The Oracle Security Operations Center (SOC) recently observed and mitigated a bot attack on a global media organization by using machine learning and the Oracle Cloud Infrastructure Web Application Firewall (WAF).
The company, which operates in the global online marketing space, was targeted by an orchestrated content scraping operation executed by a sophisticated army of bots. By incorporating machine learning (ML), a subset of artificial intelligence (AI), the Oracle SOC was able to identify the complex attack method and prevent any further impact on the business.
The Oracle SOC first became aware of the attacks when it noticed two anomalies: a spike in the traffic reaching the company’s web applications, and the geolocations of the source of the traffic. This example illustrates the importance of establishing a baseline view of your network activity. By having a clear understanding of what normal activity looks like, you can detect variations in those patterns, and recognize and stop attacks more quickly.

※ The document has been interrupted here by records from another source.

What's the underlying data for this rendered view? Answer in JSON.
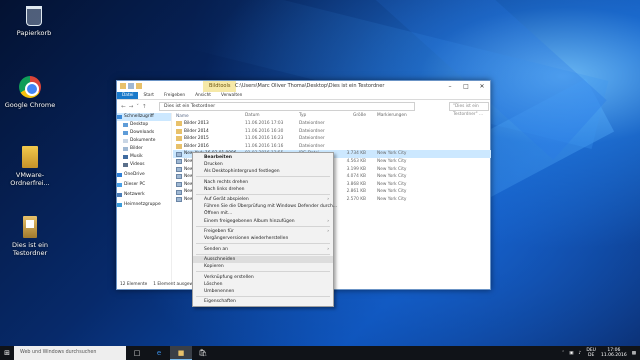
{
  "desktop_icons": [
    {
      "label": "Papierkorb",
      "icon": "recycle-bin-icon"
    },
    {
      "label": "Google Chrome",
      "icon": "chrome-icon"
    },
    {
      "label": "VMware-Ordnerfrei...",
      "icon": "vmware-icon"
    },
    {
      "label": "Dies ist ein Testordner",
      "icon": "folder-shortcut-icon"
    }
  ],
  "explorer": {
    "context_tab": "Bildtools",
    "title": "C:\\Users\\Marc Oliver Thoma\\Desktop\\Dies ist ein Testordner",
    "ribbon_tabs": [
      "Datei",
      "Start",
      "Freigeben",
      "Ansicht",
      "Verwalten"
    ],
    "address": "Dies ist ein Testordner",
    "search_placeholder": "\"Dies ist ein Testordner\" ...",
    "nav_items": [
      {
        "label": "Schnellzugriff",
        "selected": true
      },
      {
        "label": "Desktop"
      },
      {
        "label": "Downloads"
      },
      {
        "label": "Dokumente"
      },
      {
        "label": "Bilder"
      },
      {
        "label": "Musik"
      },
      {
        "label": "Videos"
      },
      {
        "label": "OneDrive"
      },
      {
        "label": "Dieser PC"
      },
      {
        "label": "Netzwerk"
      },
      {
        "label": "Heimnetzgruppe"
      }
    ],
    "columns": [
      "Name",
      "Datum",
      "Typ",
      "Größe",
      "Markierungen"
    ],
    "rows": [
      {
        "name": "Bilder 2013",
        "date": "11.06.2016 17:03",
        "type": "Dateiordner",
        "size": "",
        "tags": "",
        "kind": "folder"
      },
      {
        "name": "Bilder 2014",
        "date": "11.06.2016 16:30",
        "type": "Dateiordner",
        "size": "",
        "tags": "",
        "kind": "folder"
      },
      {
        "name": "Bilder 2015",
        "date": "11.06.2016 16:23",
        "type": "Dateiordner",
        "size": "",
        "tags": "",
        "kind": "folder"
      },
      {
        "name": "Bilder 2016",
        "date": "11.06.2016 16:16",
        "type": "Dateiordner",
        "size": "",
        "tags": "",
        "kind": "folder"
      },
      {
        "name": "New York 16 03 01 0996",
        "date": "01.03.2016 12:55",
        "type": "JPG-Datei",
        "size": "3.734 KB",
        "tags": "New York City",
        "kind": "img",
        "selected": true
      },
      {
        "name": "New...",
        "date": "",
        "type": "",
        "size": "4.563 KB",
        "tags": "New York City",
        "kind": "img"
      },
      {
        "name": "New...",
        "date": "",
        "type": "",
        "size": "3.199 KB",
        "tags": "New York City",
        "kind": "img"
      },
      {
        "name": "New...",
        "date": "",
        "type": "",
        "size": "4.074 KB",
        "tags": "New York City",
        "kind": "img"
      },
      {
        "name": "New...",
        "date": "",
        "type": "",
        "size": "3.868 KB",
        "tags": "New York City",
        "kind": "img"
      },
      {
        "name": "New...",
        "date": "",
        "type": "",
        "size": "2.861 KB",
        "tags": "New York City",
        "kind": "img"
      },
      {
        "name": "New...",
        "date": "",
        "type": "",
        "size": "2.570 KB",
        "tags": "New York City",
        "kind": "img"
      }
    ],
    "status_items": "12 Elemente",
    "status_selected": "1 Element ausgewählt (3,64 MB)"
  },
  "context_menu": [
    {
      "label": "Bearbeiten",
      "bold": true
    },
    {
      "label": "Drucken"
    },
    {
      "label": "Als Desktophintergrund festlegen"
    },
    {
      "sep": true
    },
    {
      "label": "Nach rechts drehen"
    },
    {
      "label": "Nach links drehen"
    },
    {
      "sep": true
    },
    {
      "label": "Auf Gerät abspielen",
      "submenu": true
    },
    {
      "label": "Führen Sie die Überprüfung mit Windows Defender durch..."
    },
    {
      "label": "Öffnen mit..."
    },
    {
      "label": "Einem freigegebenen Album hinzufügen",
      "submenu": true
    },
    {
      "sep": true
    },
    {
      "label": "Freigeben für",
      "submenu": true
    },
    {
      "label": "Vorgängerversionen wiederherstellen"
    },
    {
      "sep": true
    },
    {
      "label": "Senden an",
      "submenu": true
    },
    {
      "sep": true
    },
    {
      "label": "Ausschneiden",
      "hover": true
    },
    {
      "label": "Kopieren"
    },
    {
      "sep": true
    },
    {
      "label": "Verknüpfung erstellen"
    },
    {
      "label": "Löschen"
    },
    {
      "label": "Umbenennen"
    },
    {
      "sep": true
    },
    {
      "label": "Eigenschaften"
    }
  ],
  "taskbar": {
    "search_placeholder": "Web und Windows durchsuchen",
    "lang": "DEU",
    "lang_sub": "DE",
    "time": "17:06",
    "date": "11.06.2016"
  }
}
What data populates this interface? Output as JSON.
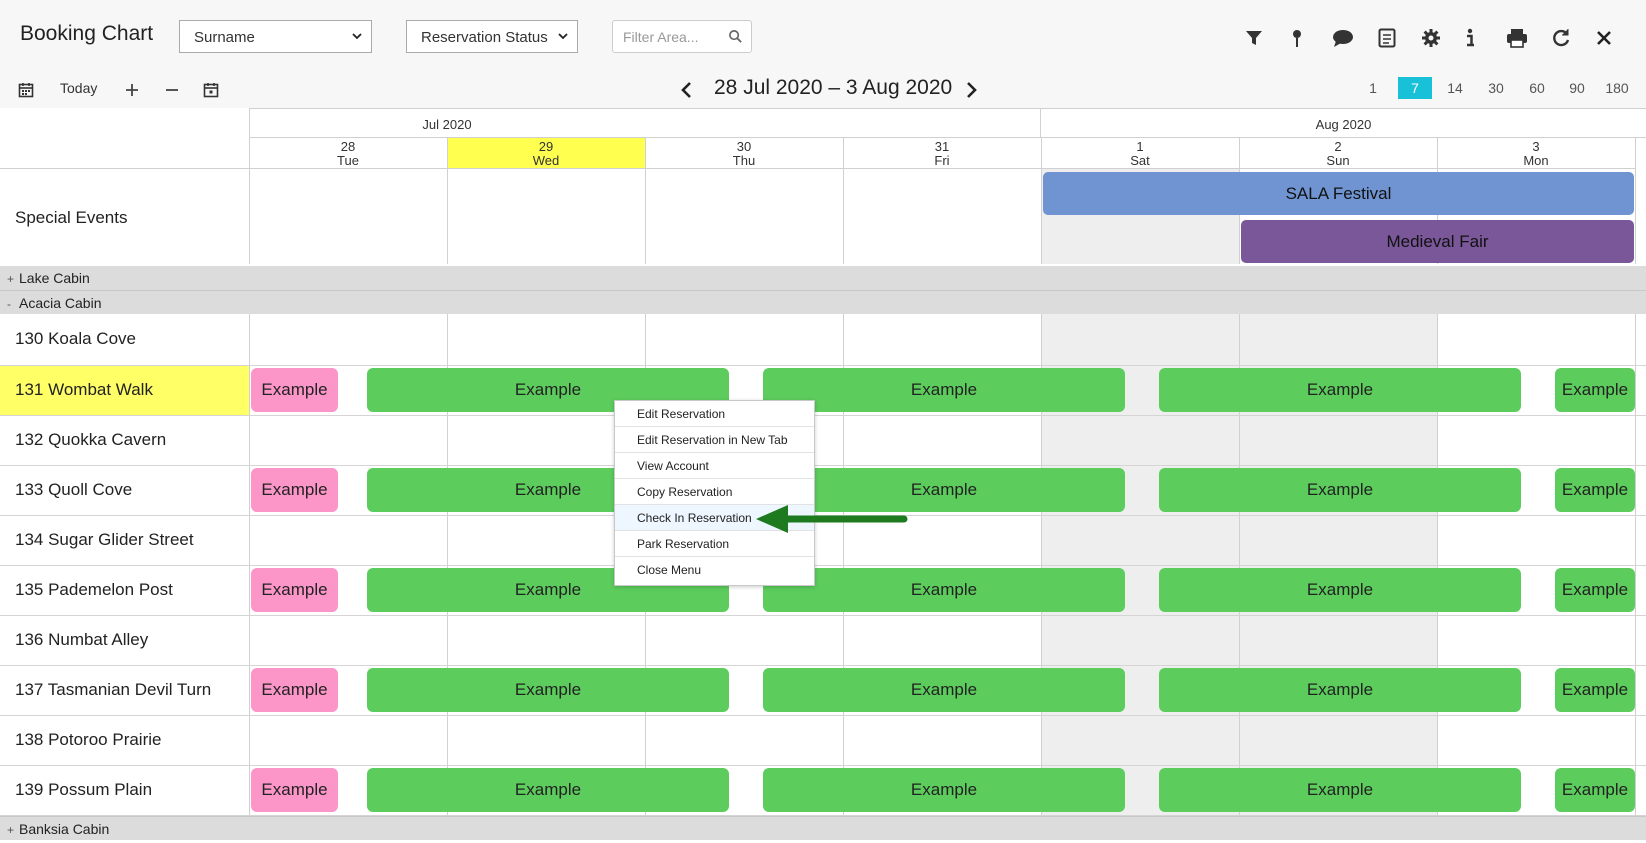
{
  "header": {
    "title": "Booking Chart",
    "sort_select": "Surname",
    "status_select": "Reservation Status",
    "filter_placeholder": "Filter Area..."
  },
  "icons": {
    "filter": "filter-icon",
    "map_pin": "map-pin-icon",
    "comment": "comment-icon",
    "notes": "notes-icon",
    "settings": "gear-icon",
    "info": "info-icon",
    "print": "print-icon",
    "refresh": "refresh-icon",
    "close": "close-icon"
  },
  "nav": {
    "today_label": "Today",
    "date_range": "28 Jul 2020 – 3 Aug 2020",
    "zoom_levels": [
      "1",
      "7",
      "14",
      "30",
      "60",
      "90",
      "180"
    ],
    "active_zoom": "7"
  },
  "calendar": {
    "months": [
      "Jul 2020",
      "Aug 2020"
    ],
    "days": [
      {
        "num": "28",
        "dow": "Tue"
      },
      {
        "num": "29",
        "dow": "Wed"
      },
      {
        "num": "30",
        "dow": "Thu"
      },
      {
        "num": "31",
        "dow": "Fri"
      },
      {
        "num": "1",
        "dow": "Sat"
      },
      {
        "num": "2",
        "dow": "Sun"
      },
      {
        "num": "3",
        "dow": "Mon"
      }
    ],
    "today_index": 1
  },
  "special_events": {
    "label": "Special Events",
    "events": [
      "SALA Festival",
      "Medieval Fair"
    ]
  },
  "groups": {
    "lake": {
      "toggle": "+",
      "name": "Lake Cabin"
    },
    "acacia": {
      "toggle": "-",
      "name": "Acacia Cabin"
    },
    "banksia": {
      "toggle": "+",
      "name": "Banksia Cabin"
    }
  },
  "rooms": [
    "130 Koala Cove",
    "131 Wombat Walk",
    "132 Quokka Cavern",
    "133 Quoll Cove",
    "134 Sugar Glider Street",
    "135 Pademelon Post",
    "136 Numbat Alley",
    "137 Tasmanian Devil Turn",
    "138 Potoroo Prairie",
    "139 Possum Plain"
  ],
  "reservation_label": "Example",
  "context_menu": {
    "items": [
      "Edit Reservation",
      "Edit Reservation in New Tab",
      "View Account",
      "Copy Reservation",
      "Check In Reservation",
      "Park Reservation",
      "Close Menu"
    ],
    "highlighted": "Check In Reservation"
  },
  "colors": {
    "today": "#ffff50",
    "zoom_active": "#19c1d8",
    "reservation_green": "#5ccc5c",
    "reservation_pink": "#fc96c9",
    "sala_event": "#7094d1",
    "medieval_event": "#7a5799",
    "annotation_arrow": "#1e7a1e"
  }
}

The following charts show the baseline traffic patterns of this particular organization:
Normal traffic pattern
Normal traffic by country of origin
Scraper bots harvest web content from legitimate sites and sell it to third parties. Because this organization’s revenue depends on providing unique content, the bots were having a detrimental impact on their bottom line, brand reputation, and recognition. This wasn’t just a matter of copyright theft; there was also resource theft. The high volume of nonhuman traffic impeded the user experience and, as a result, forced the organization to increase the number of servers needed to handle the onslaught of requests. If this problem was not resolved soon, the organization projected that they would need to increase hardware spending on web services 100 percent year over year to ensure that sufficient resources were available to handle the significant burden on their services.
To compound matters, these bots were not your typical bots. Although the action of content scraping is fairly common, the way in which these bots were created and executed the attacks was complex and a challenge to identify.

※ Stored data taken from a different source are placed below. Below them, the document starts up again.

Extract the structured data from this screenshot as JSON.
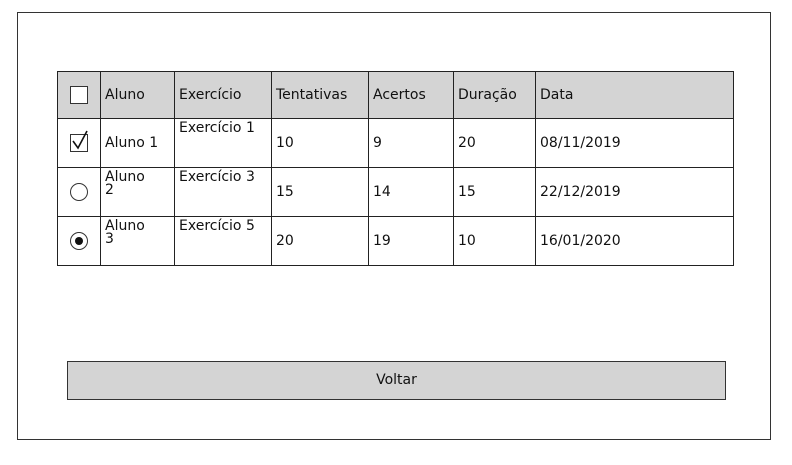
{
  "table": {
    "headers": [
      "Aluno",
      "Exercício",
      "Tentativas",
      "Acertos",
      "Duração",
      "Data"
    ],
    "rows": [
      {
        "select_state": "checked",
        "aluno": "Aluno 1",
        "exercicio": "Exercício 1",
        "tentativas": "10",
        "acertos": "9",
        "duracao": "20",
        "data": "08/11/2019"
      },
      {
        "select_state": "radio-off",
        "aluno": "Aluno 2",
        "exercicio": "Exercício 3",
        "tentativas": "15",
        "acertos": "14",
        "duracao": "15",
        "data": "22/12/2019"
      },
      {
        "select_state": "radio-on",
        "aluno": "Aluno 3",
        "exercicio": "Exercício 5",
        "tentativas": "20",
        "acertos": "19",
        "duracao": "10",
        "data": "16/01/2020"
      }
    ]
  },
  "footer": {
    "back_label": "Voltar"
  },
  "colors": {
    "header_bg": "#d4d4d4",
    "button_bg": "#d4d4d4",
    "border": "#222222"
  },
  "icons": {
    "header_select": "checkbox-icon",
    "checked": "checkbox-checked-icon",
    "radio_off": "radio-unselected-icon",
    "radio_on": "radio-selected-icon"
  }
}
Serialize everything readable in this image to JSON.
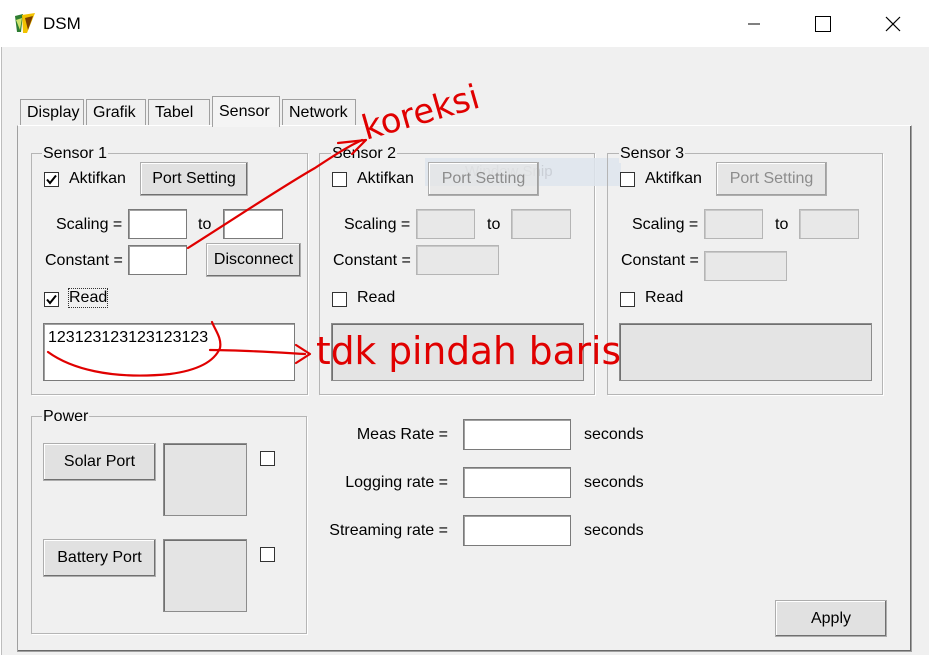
{
  "window": {
    "title": "DSM"
  },
  "tabs": [
    {
      "label": "Display",
      "active": false
    },
    {
      "label": "Grafik",
      "active": false
    },
    {
      "label": "Tabel",
      "active": false
    },
    {
      "label": "Sensor",
      "active": true
    },
    {
      "label": "Network",
      "active": false
    }
  ],
  "sensors": [
    {
      "title": "Sensor 1",
      "enable_label": "Aktifkan",
      "enabled": true,
      "port_setting_label": "Port Setting",
      "scaling_label": "Scaling =",
      "to_label": "to",
      "scaling_from": "",
      "scaling_to": "",
      "constant_label": "Constant =",
      "constant_value": "",
      "disconnect_label": "Disconnect",
      "read_label": "Read",
      "read_checked": true,
      "output_text": "123123123123123123"
    },
    {
      "title": "Sensor 2",
      "enable_label": "Aktifkan",
      "enabled": false,
      "port_setting_label": "Port Setting",
      "overlay_text": "Window Snip",
      "scaling_label": "Scaling =",
      "to_label": "to",
      "scaling_from": "",
      "scaling_to": "",
      "constant_label": "Constant =",
      "constant_value": "",
      "read_label": "Read",
      "read_checked": false,
      "output_text": ""
    },
    {
      "title": "Sensor 3",
      "enable_label": "Aktifkan",
      "enabled": false,
      "port_setting_label": "Port Setting",
      "scaling_label": "Scaling =",
      "to_label": "to",
      "scaling_from": "",
      "scaling_to": "",
      "constant_label": "Constant =",
      "constant_value": "",
      "read_label": "Read",
      "read_checked": false,
      "output_text": ""
    }
  ],
  "power": {
    "title": "Power",
    "solar_label": "Solar Port",
    "solar_checked": false,
    "battery_label": "Battery Port",
    "battery_checked": false
  },
  "rates": [
    {
      "label": "Meas Rate =",
      "value": "",
      "unit": "seconds"
    },
    {
      "label": "Logging rate =",
      "value": "",
      "unit": "seconds"
    },
    {
      "label": "Streaming rate =",
      "value": "",
      "unit": "seconds"
    }
  ],
  "apply_label": "Apply",
  "annotations": {
    "correction_note": "koreksi",
    "note": "tdk pindah baris",
    "ink_color": "#e00000"
  },
  "icons": {
    "app": "dsm-app-icon",
    "minimize": "minimize-icon",
    "maximize": "maximize-icon",
    "close": "close-icon",
    "check": "checkmark-icon"
  }
}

Another telltale sign of bot activity is the speed with which they navigate and execute actions on a given page. Human users spend an extended amount of time on each page, digesting content as they read it, scrolling and clicking individual links. Bots typically stay on a page only for a fraction of a second, click hundreds of links simultaneously, and trigger actions that would have otherwise been hidden without scrolling. But these complex bots anticipated the bot challenges and the time-based detection methods normally used to identify this behavior. They purposefully took longer to scan pages, and they divided the scraping among many sources, so it wasn’t all coming from one IP address.

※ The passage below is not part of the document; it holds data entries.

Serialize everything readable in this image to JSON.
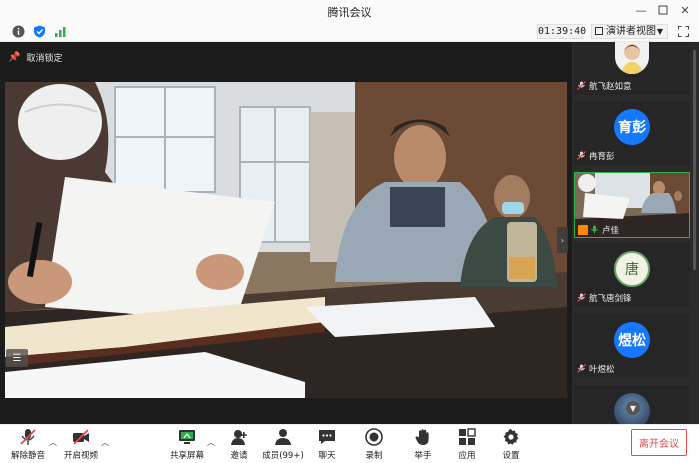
{
  "window": {
    "title": "腾讯会议"
  },
  "status": {
    "timer": "01:39:40",
    "view_mode": "演讲者视图"
  },
  "stage": {
    "unlock_label": "取消锁定"
  },
  "participants": [
    {
      "name": "航飞赵如意",
      "avatar_type": "photo",
      "mic_state": "muted"
    },
    {
      "name": "冉育彭",
      "avatar_type": "initials",
      "avatar_text": "育彭",
      "avatar_color": "#1677ff",
      "mic_state": "muted"
    },
    {
      "name": "卢佳",
      "avatar_type": "video",
      "mic_state": "speaking",
      "active": true
    },
    {
      "name": "航飞唐剑锋",
      "avatar_type": "logo",
      "avatar_text": "唐",
      "mic_state": "muted"
    },
    {
      "name": "叶煜松",
      "avatar_type": "initials",
      "avatar_text": "煜松",
      "avatar_color": "#1677ff",
      "mic_state": "muted"
    }
  ],
  "toolbar": {
    "unmute": "解除静音",
    "start_video": "开启视频",
    "share_screen": "共享屏幕",
    "invite": "邀请",
    "members": "成员(99+)",
    "chat": "聊天",
    "record": "录制",
    "raise_hand": "举手",
    "apps": "应用",
    "settings": "设置",
    "leave": "离开会议"
  },
  "colors": {
    "accent_blue": "#1677ff",
    "active_green": "#2fb14a",
    "leave_red": "#e34b4b",
    "stage_bg": "#1c1c1c"
  }
}
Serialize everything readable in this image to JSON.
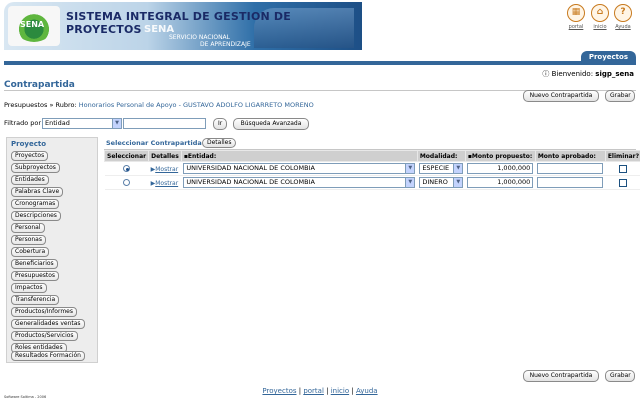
{
  "header": {
    "app_title": "SISTEMA INTEGRAL DE GESTION DE PROYECTOS",
    "logo_text": "SENA",
    "banner_sena": "SENA",
    "banner_sub1": "SERVICIO NACIONAL",
    "banner_sub2": "DE APRENDIZAJE",
    "icons": [
      {
        "icon": "portal-icon",
        "label": "portal"
      },
      {
        "icon": "home-icon",
        "label": "inicio"
      },
      {
        "icon": "help-icon",
        "label": "Ayuda"
      }
    ]
  },
  "tabs": {
    "active": "Proyectos"
  },
  "user": {
    "greeting": "Bienvenido:",
    "username": "sigp_sena"
  },
  "page": {
    "title": "Contrapartida"
  },
  "actions": {
    "new_label": "Nuevo Contrapartida",
    "save_label": "Grabar"
  },
  "breadcrumb": {
    "prefix": "Presupuestos » Rubro:",
    "value": "Honorarios Personal de Apoyo - GUSTAVO ADOLFO LIGARRETO MORENO"
  },
  "filter": {
    "label": "Filtrado por",
    "selected": "Entidad",
    "text_value": "",
    "go_label": "Ir",
    "advanced_label": "Búsqueda Avanzada"
  },
  "sidebar": {
    "heading": "Proyecto",
    "items": [
      "Proyectos",
      "Subproyectos",
      "Entidades",
      "Palabras Clave",
      "Cronogramas",
      "Descripciones",
      "Personal",
      "Personas",
      "Cobertura",
      "Beneficiarios",
      "Presupuestos",
      "Impactos",
      "Transferencia",
      "Productos/Informes",
      "Generalidades ventas",
      "Productos/Servicios",
      "Roles entidades",
      "Resultados Formación"
    ]
  },
  "panel": {
    "title": "Seleccionar Contrapartida",
    "details_label": "Detalles",
    "columns": [
      "Seleccionar",
      "Detalles",
      "▪Entidad:",
      "Modalidad:",
      "▪Monto propuesto:",
      "Monto aprobado:",
      "Eliminar?"
    ],
    "rows": [
      {
        "selected": true,
        "detail_link": "Mostrar",
        "entidad": "UNIVERSIDAD NACIONAL DE COLOMBIA",
        "modalidad": "ESPECIE",
        "monto_propuesto": "1,000,000",
        "monto_aprobado": "",
        "eliminar": false
      },
      {
        "selected": false,
        "detail_link": "Mostrar",
        "entidad": "UNIVERSIDAD NACIONAL DE COLOMBIA",
        "modalidad": "DINERO",
        "monto_propuesto": "1,000,000",
        "monto_aprobado": "",
        "eliminar": false
      }
    ]
  },
  "footer": {
    "links": [
      "Proyectos",
      "portal",
      "inicio",
      "Ayuda"
    ],
    "copyright": "Software Soltima - 2006"
  },
  "colors": {
    "accent": "#336699",
    "header_bg": "#cfcfcf",
    "sidebar_bg": "#ededed"
  }
}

Bots this complex require a solution just as advanced to stop them.
Because of this complexity, a data scientist from the Oracle SOC applied a machine learning algorithm to the malicious requests in an attempt to identify a pattern. They were able to find that the attack had hidden among legitimate traffic over a long period of time, a pattern that was previously indiscernible through human analysis. Without the aid of the automated algorithm applied to a very large data sample, the pattern would have gone undetected through manual human analysis alone.
Bot attack pattern: Legitimate traffic = green, malicious traffic = red
The Oracle SOC was able to stop the scraping attacks with a method known as the Human Interaction Challenge. This challenge is an advanced countermeasure that looks for natural human interactions such as mouse movements, time on site, and page scrolling to identify bots. It also helps identify normal usage patterns for each web application, based on expected visitor behavior. With the help of machine learning, customized security postures were deployed to stop bots that deviated from the standard human-based usage patterns.
Malicious requests blocked by the Human Interaction Challenge
No matter how advanced bots are, and no matter how well they can mimic human behavior, you can defeat them because they will never be able to completely copy a web application’s “at peace” profile. This lesson underscores the importance of developing a profile of your web application’s normal, everyday legitimate traffic, regularly monitoring it for anomalies, and challenging all visitors to detect unwanted bot activity.